Ekrem Dumanlı: Zaman'dan ayrıl teklifi sadece Ali Bulaç'a yapılmadı

Okuma Süresi 3 dkYayınlanma Pazartesi, Temmuz 13 2015
Zaman Gazetesi Genel Yayın Müdürü Ekrem Dumanlı, yazar Ali Bulaç'ın Zaman'dan ayrılması karşılığında kendisine yüklü bir para teklifi yapıldığını açıkladığı söyleşiye değinerek, "Madem Ali Bulaç kumpasın bir parçasını ifşa etti, müsaadenizle kalan kısmı tamamlayalım. O teklif sadece Ali Bey'e yapılmamıştı." dedi
Zaman Gazetesi Genel Yayın Müdürü Ekrem Dumanlı, yazar Ali Bulaç'ın Zaman'dan ayrılması karşılığında kendisine yüklü bir para teklifi yapıldığını açıkladığı söyleşiye değinerek, "Madem Ali Bulaç kumpasın bir parçasını ifşa etti, müsaadenizle kalan kısmı tamamlayalım. O teklif sadece Ali Bey'e yapılmamıştı." dedi

Dumanlı'nın, köşesinde konuya değindiği "Zaman'ı bitirin talimatı" ara başlıklı yazısı şöyle:
"…Madem Ali Bulaç kumpasın bir parçasını ifşa etti, müsaadenizle kalan kısmı tamamlayalım.

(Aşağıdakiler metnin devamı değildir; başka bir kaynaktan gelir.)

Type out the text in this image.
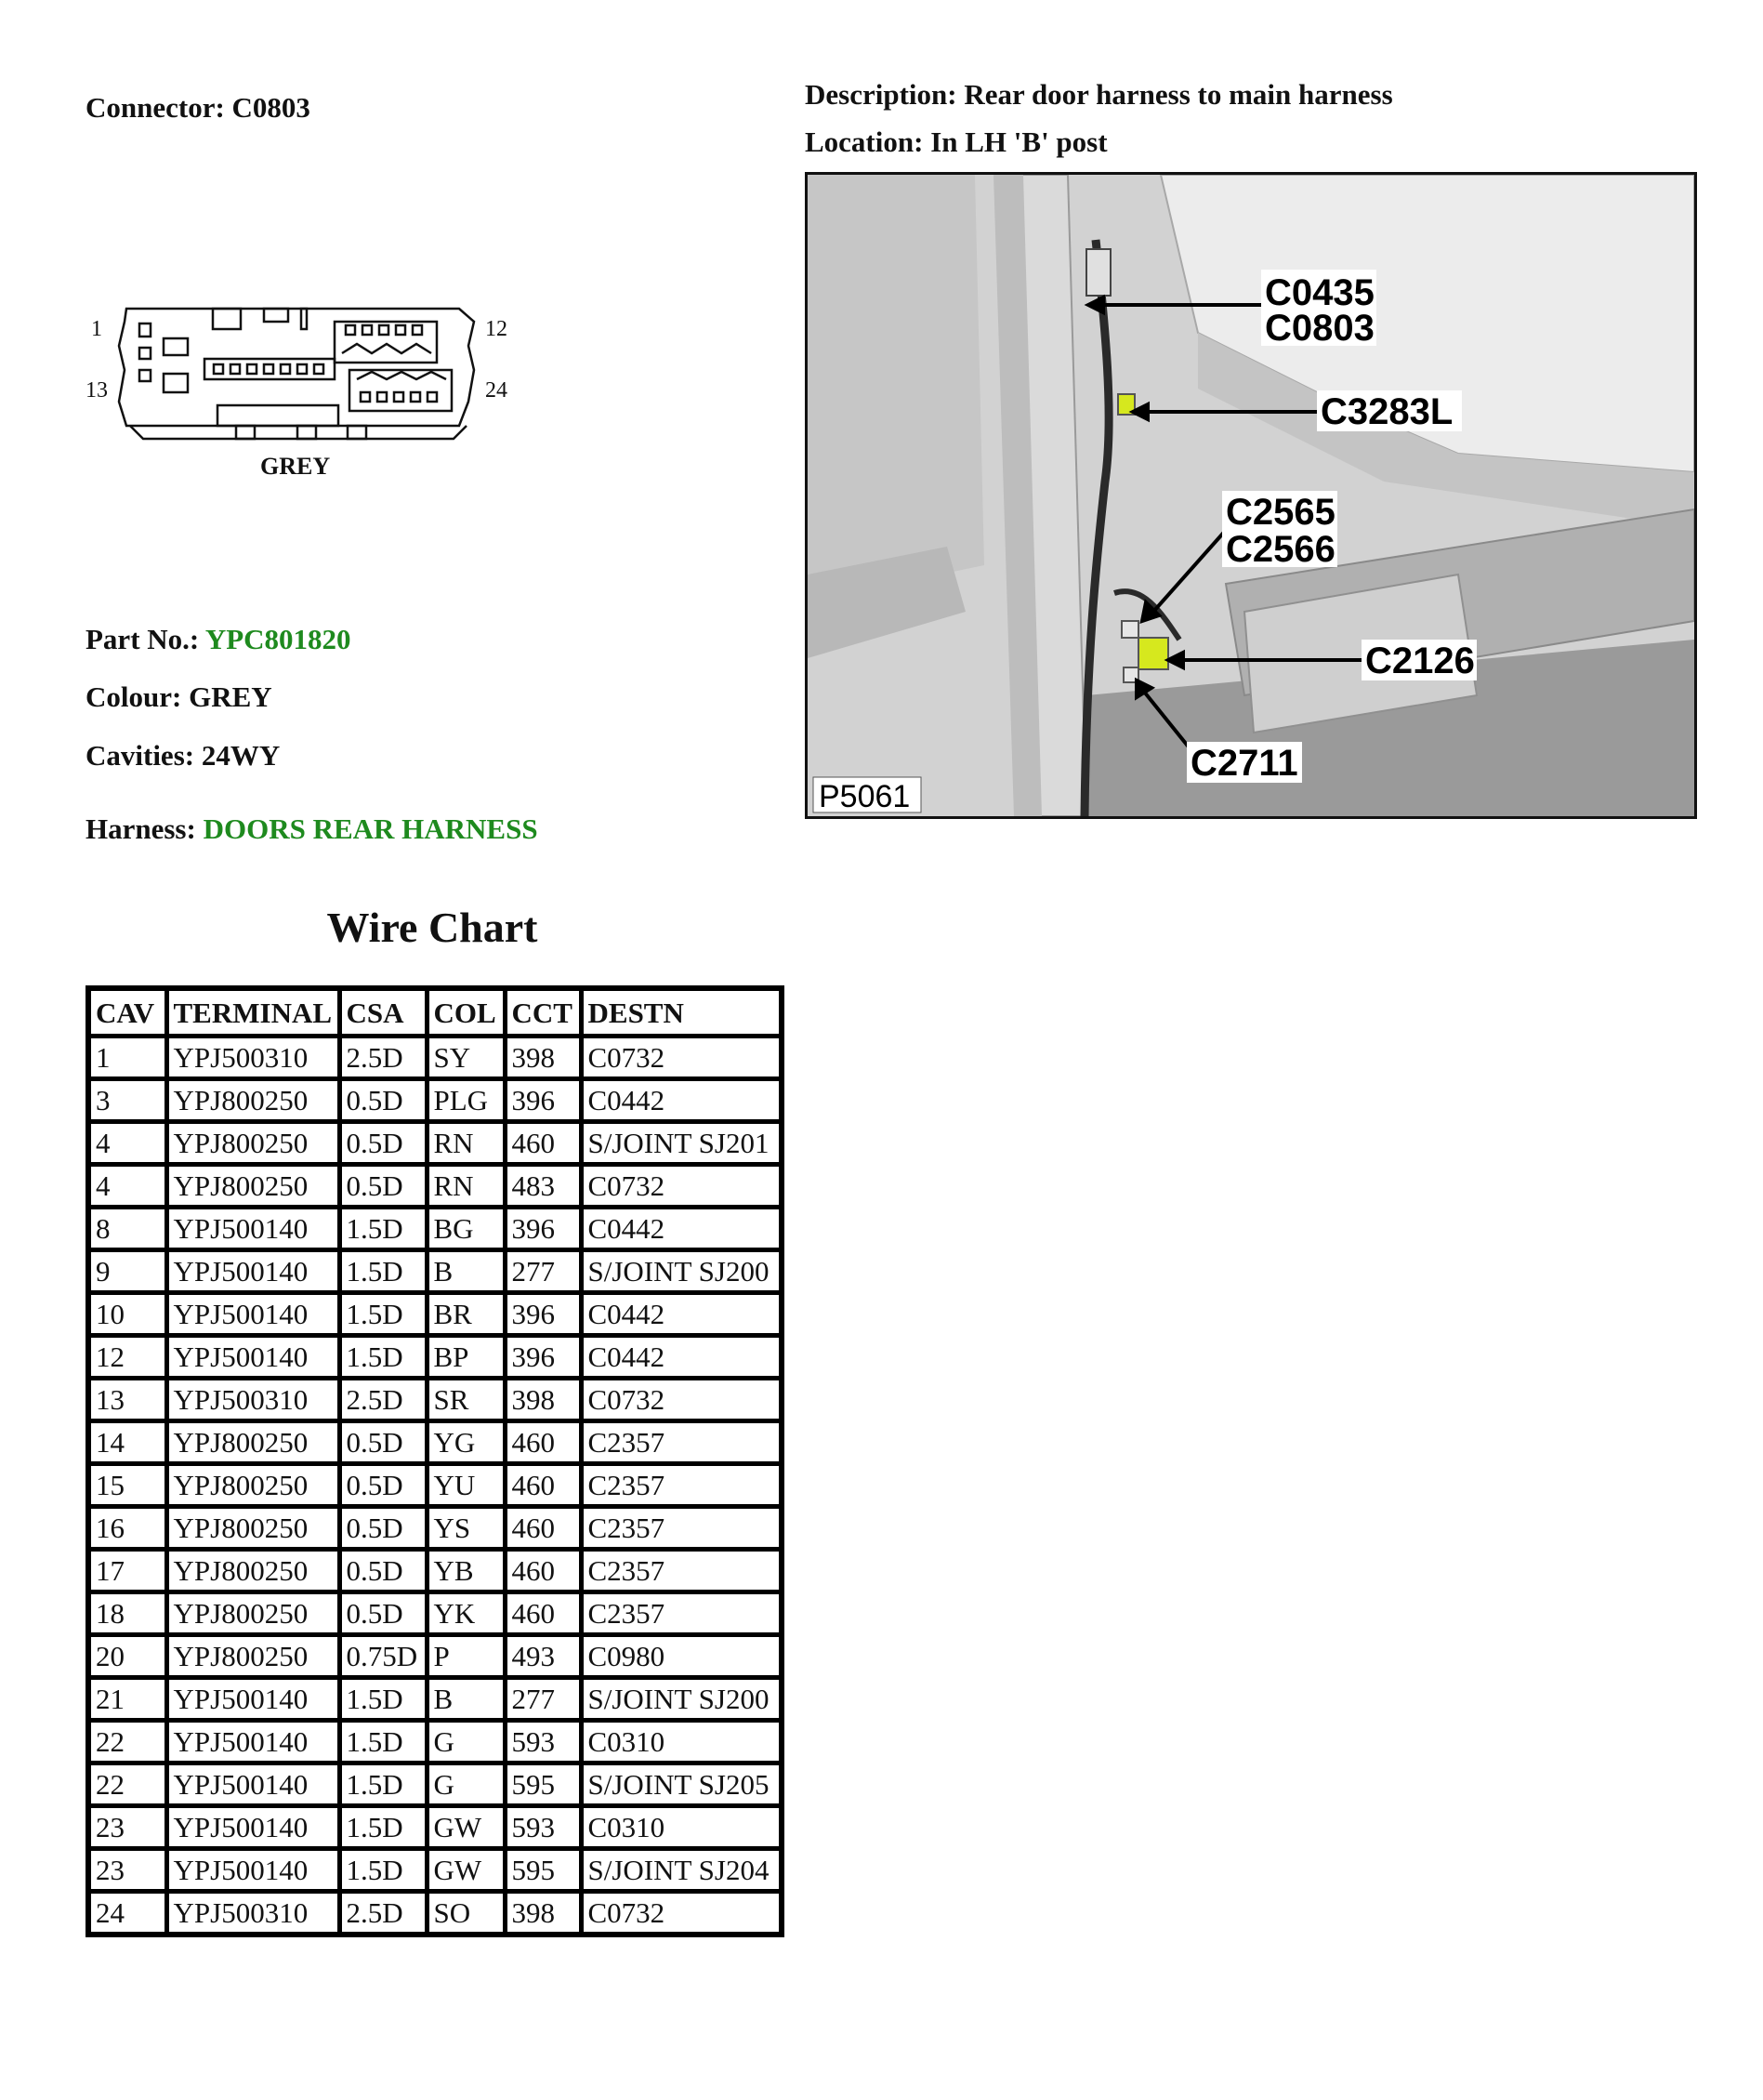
Connector: C0803	Description: Rear door harness to main harness
Location: In LH 'B' post
1	12
13	24
GREY
C0435
C0803
C3283L
C2565
C2566
C2126
C2711
P5061
Part No.: YPC801820
Colour: GREY
Cavities: 24WY
Harness: DOORS REAR HARNESS
Wire Chart
CAV	TERMINAL	CSA	COL	CCT	DESTN
1	YPJ500310	2.5D	SY	398	C0732
3	YPJ800250	0.5D	PLG	396	C0442
4	YPJ800250	0.5D	RN	460	S/JOINT SJ201
4	YPJ800250	0.5D	RN	483	C0732
8	YPJ500140	1.5D	BG	396	C0442
9	YPJ500140	1.5D	B	277	S/JOINT SJ200
10	YPJ500140	1.5D	BR	396	C0442
12	YPJ500140	1.5D	BP	396	C0442
13	YPJ500310	2.5D	SR	398	C0732
14	YPJ800250	0.5D	YG	460	C2357
15	YPJ800250	0.5D	YU	460	C2357
16	YPJ800250	0.5D	YS	460	C2357
17	YPJ800250	0.5D	YB	460	C2357
18	YPJ800250	0.5D	YK	460	C2357
20	YPJ800250	0.75D	P	493	C0980
21	YPJ500140	1.5D	B	277	S/JOINT SJ200
22	YPJ500140	1.5D	G	593	C0310
22	YPJ500140	1.5D	G	595	S/JOINT SJ205
23	YPJ500140	1.5D	GW	593	C0310
23	YPJ500140	1.5D	GW	595	S/JOINT SJ204
24	YPJ500310	2.5D	SO	398	C0732
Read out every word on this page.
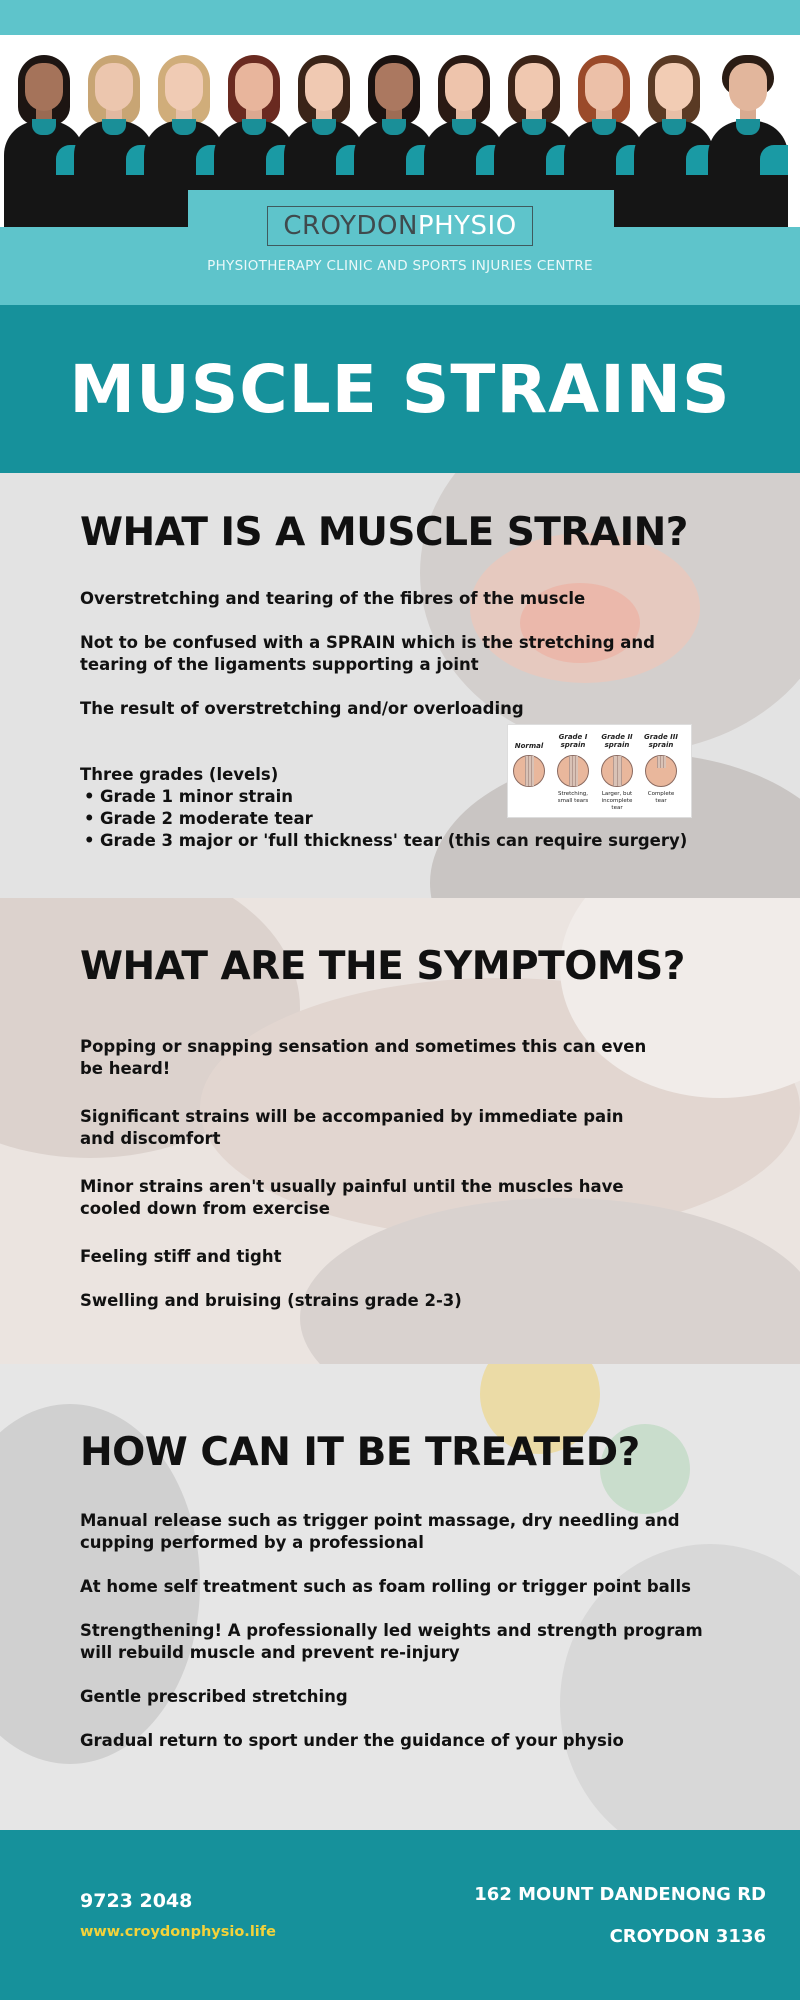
CROYDON PHYSIO
PHYSIOTHERAPY CLINIC AND SPORTS INJURIES CENTRE
MUSCLE STRAINS
WHAT IS A MUSCLE STRAIN?

Overstretching and tearing of the fibres of the muscle

Not to be confused with a SPRAIN which is the stretching and tearing of the ligaments supporting a joint

The result of overstretching and/or overloading

Three grades (levels)

• Grade 1 minor strain
• Grade 2 moderate tear
• Grade 3 major or 'full thickness' tear (this can require surgery)
Normal
Grade I sprain
Grade II sprain
Grade III sprain
Stretching, small tears
Larger, but incomplete tear
Complete tear
WHAT ARE THE SYMPTOMS?

Popping or snapping sensation and sometimes this can even be heard!

Significant strains will be accompanied by immediate pain and discomfort

Minor strains aren't usually painful until the muscles have cooled down from exercise

Feeling stiff and tight

Swelling and bruising (strains grade 2-3)

HOW CAN IT BE TREATED?

Manual release such as trigger point massage, dry needling and cupping performed by a professional

At home self treatment such as foam rolling or trigger point balls

Strengthening! A professionally led weights and strength program will rebuild muscle and prevent re-injury

Gentle prescribed stretching

Gradual return to sport under the guidance of your physio

9723 2048
www.croydonphysio.life
162 MOUNT DANDENONG RD
CROYDON 3136
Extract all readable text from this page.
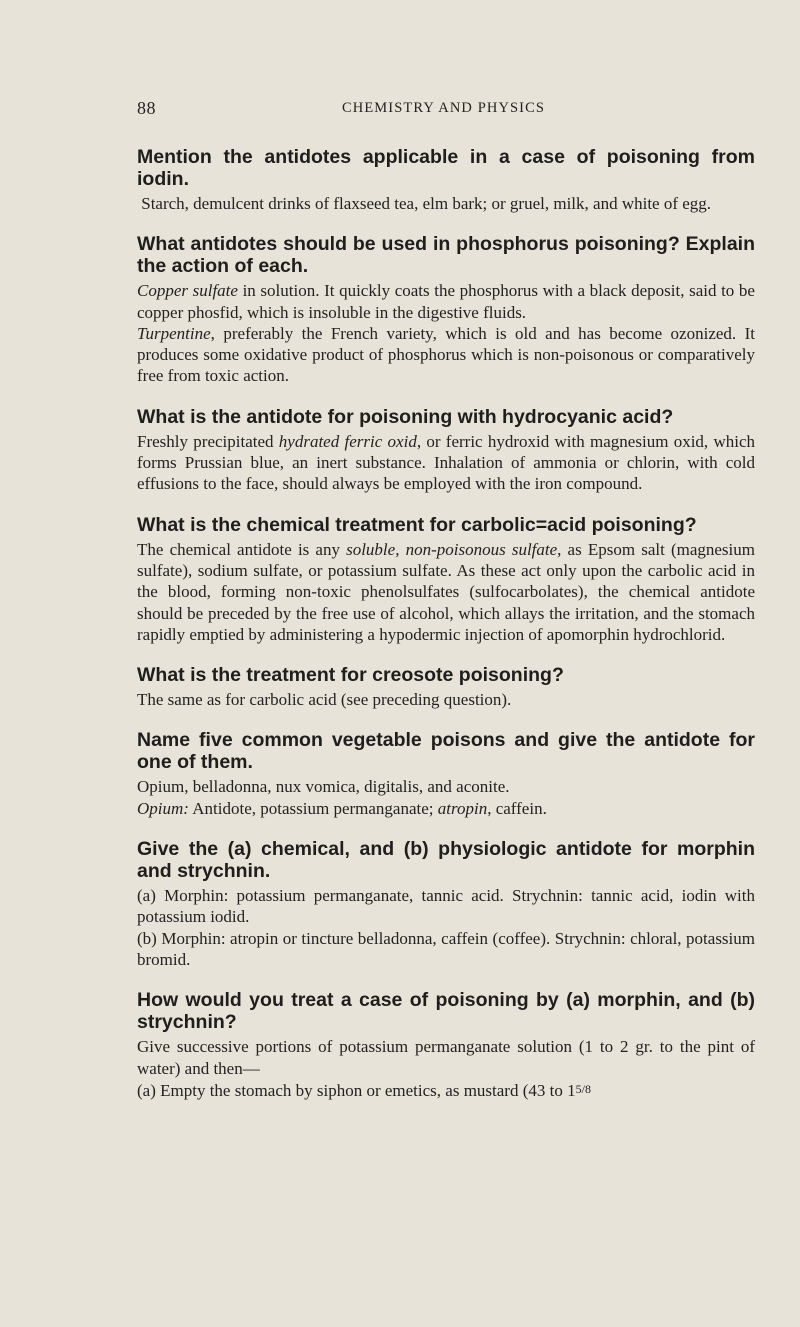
88	CHEMISTRY AND PHYSICS

Mention the antidotes applicable in a case of poisoning from iodin.

Starch, demulcent drinks of flaxseed tea, elm bark; or gruel, milk, and white of egg.

What antidotes should be used in phosphorus poisoning? Explain the action of each.

Copper sulfate in solution. It quickly coats the phosphorus with a black deposit, said to be copper phosfid, which is insoluble in the digestive fluids.

Turpentine, preferably the French variety, which is old and has become ozonized. It produces some oxidative product of phosphorus which is non-poisonous or comparatively free from toxic action.

What is the antidote for poisoning with hydrocyanic acid?

Freshly precipitated hydrated ferric oxid, or ferric hydroxid with magnesium oxid, which forms Prussian blue, an inert substance. Inhalation of ammonia or chlorin, with cold effusions to the face, should always be employed with the iron compound.

What is the chemical treatment for carbolic=acid poisoning?

The chemical antidote is any soluble, non-poisonous sulfate, as Epsom salt (magnesium sulfate), sodium sulfate, or potassium sulfate. As these act only upon the carbolic acid in the blood, forming non-toxic phenolsulfates (sulfocarbolates), the chemical antidote should be preceded by the free use of alcohol, which allays the irritation, and the stomach rapidly emptied by administering a hypodermic injection of apomorphin hydrochlorid.

What is the treatment for creosote poisoning?

The same as for carbolic acid (see preceding question).

Name five common vegetable poisons and give the antidote for one of them.

Opium, belladonna, nux vomica, digitalis, and aconite.

Opium: Antidote, potassium permanganate; atropin, caffein.

Give the (a) chemical, and (b) physiologic antidote for morphin and strychnin.

(a) Morphin: potassium permanganate, tannic acid. Strychnin: tannic acid, iodin with potassium iodid.

(b) Morphin: atropin or tincture belladonna, caffein (coffee). Strychnin: chloral, potassium bromid.

How would you treat a case of poisoning by (a) morphin, and (b) strychnin?

Give successive portions of potassium permanganate solution (1 to 2 gr. to the pint of water) and then—

(a) Empty the stomach by siphon or emetics, as mustard (43 to 15/8
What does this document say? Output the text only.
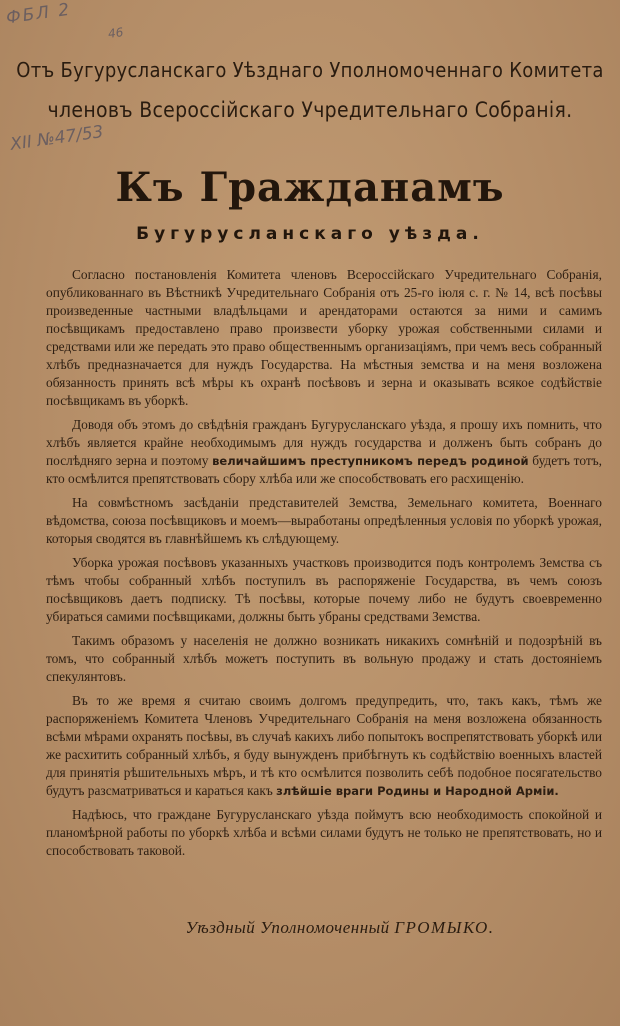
ФБЛ 2
46
XII №47/53
Отъ Бугурусланскаго Уѣзднаго Уполномоченнаго Комитета
членовъ Всероссiйскаго Учредительнаго Собранiя.
Къ Гражданамъ
Бугурусланскаго уѣзда.

Согласно постановленiя Комитета членовъ Всероссiйскаго Учредительнаго Собранiя, опубликованнаго въ Вѣстникѣ Учредительнаго Собранiя отъ 25-го iюля с. г. № 14, всѣ посѣвы произведенные частными владѣльцами и арендаторами остаются за ними и самимъ посѣвщикамъ предоставлено право произвести уборку урожая собственными силами и средствами или же передать это право общественнымъ организацiямъ, при чемъ весь собранный хлѣбъ предназначается для нуждъ Государства. На мѣстныя земства и на меня возложена обязанность принять всѣ мѣры къ охранѣ посѣвовъ и зерна и оказывать всякое содѣйствiе посѣвщикамъ въ уборкѣ.

Доводя объ этомъ до свѣдѣнiя гражданъ Бугурусланскаго уѣзда, я прошу ихъ помнить, что хлѣбъ является крайне необходимымъ для нуждъ государства и долженъ быть собранъ до послѣдняго зерна и поэтому величайшимъ преступникомъ передъ родиной будетъ тотъ, кто осмѣлится препятствовать сбору хлѣба или же способствовать его расхищенiю.

На совмѣстномъ засѣданiи представителей Земства, Земельнаго комитета, Военнаго вѣдомства, союза посѣвщиковъ и моемъ—выработаны опредѣленныя условiя по уборкѣ урожая, которыя сводятся въ главнѣйшемъ къ слѣдующему.

Уборка урожая посѣвовъ указанныхъ участковъ производится подъ контролемъ Земства съ тѣмъ чтобы собранный хлѣбъ поступилъ въ распоряженiе Государства, въ чемъ союзъ посѣвщиковъ даетъ подписку. Тѣ посѣвы, которые почему либо не будутъ своевременно убираться самими посѣвщиками, должны быть убраны средствами Земства.

Такимъ образомъ у населенiя не должно возникать никакихъ сомнѣнiй и подозрѣнiй въ томъ, что собранный хлѣбъ можетъ поступить въ вольную продажу и стать достоянiемъ спекулянтовъ.

Въ то же время я считаю своимъ долгомъ предупредить, что, такъ какъ, тѣмъ же распоряженiемъ Комитета Членовъ Учредительнаго Собранiя на меня возложена обязанность всѣми мѣрами охранять посѣвы, въ случаѣ какихъ либо попытокъ воспрепятствовать уборкѣ или же расхитить собранный хлѣбъ, я буду вынужденъ прибѣгнуть къ содѣйствiю военныхъ властей для принятiя рѣшительныхъ мѣръ, и тѣ кто осмѣлится позволить себѣ подобное посягательство будутъ разсматриваться и караться какъ злѣйшiе враги Родины и Народной Армiи.

Надѣюсь, что граждане Бугурусланскаго уѣзда поймутъ всю необходимость спокойной и планомѣрной работы по уборкѣ хлѣба и всѣми силами будутъ не только не препятствовать, но и способствовать таковой.

Уѣздный Уполномоченный ГРОМЫКО.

Ali Bey'e "Gazeteden ayrıl, oradan ne alıyorsan iki-üç katını verelim" dediler ve namuslu bir entelektüel duruşu karşısında üstü kapalı tehdit savurup gittiler. Yalnız o teklif sadece Ali Bey'e yapılmamıştı.
Haydi baştan anlatayım: 'Havuz' cenahından bir dost bana bir gün dedi ki: "Haberin olsun Zaman'ın içini boşaltacaklar." Şaşkınlıkla karşıladım. "Nasıl yani?" Adam devam etti: "Yazarlarınızı, editörlerinizi, hatta muhabirlerinizi oradan ayrılmaya zorlayacaklar." Ben çok ihtimal vermedim. Hatta kuşkuyla baktım. Çünkü Zaman'ı bitirmek için zaten düğmeye basılmış, gazete seçim meydanlarından hedef gösterilmiş, aboneler üzerinde terör estirilmiş, reklam verenlere tehditler savrulmuştu. Bunca haksızlık/hukuksuzluk irtikâp edildikten sonra gazete kadrosu ile niçin uğraşılsın ki diye düşünüyordum.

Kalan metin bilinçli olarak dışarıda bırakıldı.